The second one is commercial traceability, which is the authenticity of products. So that could be the authenticity of car parts, for example, which require a connection back to their manufacture and eventual use. An example of that is the location and state of health of an electric vehicle battery, at the point at which its first life in a car ends.

Traceability-as-a-service is  the process of mapping a supply chain, implementing a solution into the various participants in the supply chain, and collecting data and developing insights which are then shared with our customers.

 What was your first impression of Polestar?

Polestar was described to me as the new kid on the block, the challenger who wants to shake up the car industry. The fact that Polestar published the methodology for the life-cycle assessment of the Polestar 2 is groundbreaking. That's never been done by a car manufacturer before, and it's real evidence of actually trying to do something.

You currently work with Polestar on cobalt traceability. Are there plans to expand the collaboration in the future to provide tracing for other materials?

There's a long shopping list of materials that have concerns around them, concerning either their environmental footprint or human rights, and we've started working on that list with Polestar.

Lithium is one of the materials used in the batteries and it is associated with environmental concerns, particularly in places like the Atacama Desert. Rare earth elements have human rights concerns associated with them. The carbon footprint of aluminum is massive, yet there is a small but growing movement towards greener aluminum. Materials like nickel, which is obviously essential to battery manufacturing but is also used in steel production, is also on that list.

What is the most challenging aspect of achieving traceability within a supply chain?

The biggest challenge is that supply chains are not used to being transparent. Everybody is protective of who their suppliers are. Technology can help a little bit because people can disclose information that can prove or disprove that you're behaving yourself, without necessarily disclosing all the underlying information upon which that conclusion was formed.

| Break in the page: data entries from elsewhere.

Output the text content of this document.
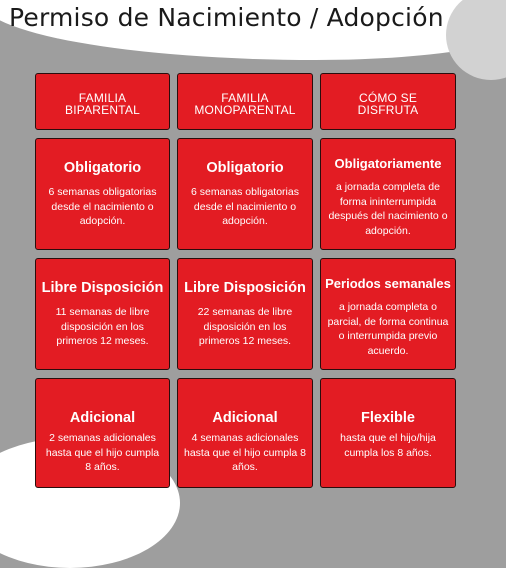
Permiso de Nacimiento / Adopción
FAMILIA
BIPARENTAL
FAMILIA
MONOPARENTAL
CÓMO SE
DISFRUTA
Obligatorio
6 semanas obligatorias desde el nacimiento o adopción.
Obligatorio
6 semanas obligatorias desde el nacimiento o adopción.
Obligatoriamente
a jornada completa de forma ininterrumpida después del nacimiento o adopción.
Libre Disposición
11 semanas de libre disposición en los primeros 12 meses.
Libre Disposición
22 semanas de libre disposición en los primeros 12 meses.
Periodos semanales
a jornada completa o parcial, de forma continua o interrumpida previo acuerdo.
Adicional
2 semanas adicionales hasta que el hijo cumpla 8 años.
Adicional
4 semanas adicionales hasta que el hijo cumpla 8 años.
Flexible
hasta que el hijo/hija cumpla los 8 años.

* ESG criteria are a set of rules that companies can use to look at potential investors. Environmental criteria consider sustainability goals. Social criteria examine workers' rights and safety. Governance deals with a company's leadership, taxation, and political involvement.

How different is it to work with companies within the automotive industry versus other industries? Is it more or less common in other industries? Do you see that changing, and how?

Automotive is ahead. We spent a few months earlier this year on Boeing's first technology-accelerated program, which is focused on sustainability. They recognize that the sorts of themes around sustainability that the auto sector is dealing with now apply to aerospace.

I think one of the real drivers of all of this activity is growing awareness by institutional investors of the importance of Environmental Social and Governance (ESG*) issues and a desire to see meaningful action.

So, for the last few years most brands have written ESG reports and it's all very glossy and it looks very nice, but how real is the action being taken? I see big institutional investors starting to try to push for similar levels of disclosure, and I think that will accelerate the adoption of solutions like ours.

On Circulor's website, it is mentioned that you "prove responsible sourcing." How do you go about doing that?

What we do is create a digital twin for a physical commodity at its source and capture a variety of attributes, not just about the material but also the actors involved in first recording that material. But no technology can completely replace due diligence. You still have to inspect these places. You still need whistle-blower mechanisms. Once you have a reliable digital twin for a commodity at source (which in our case involves things like facial recognition and GPS locations), we then look to construct a digital thread that follows the flow of that material all the way through the supply chain.

Any final thoughts?

I'm really excited to continue working with Polestar, given their ambition to be a truly sustainable company among car manufacturers. It is extremely exciting and I'm really looking forward to the journey together.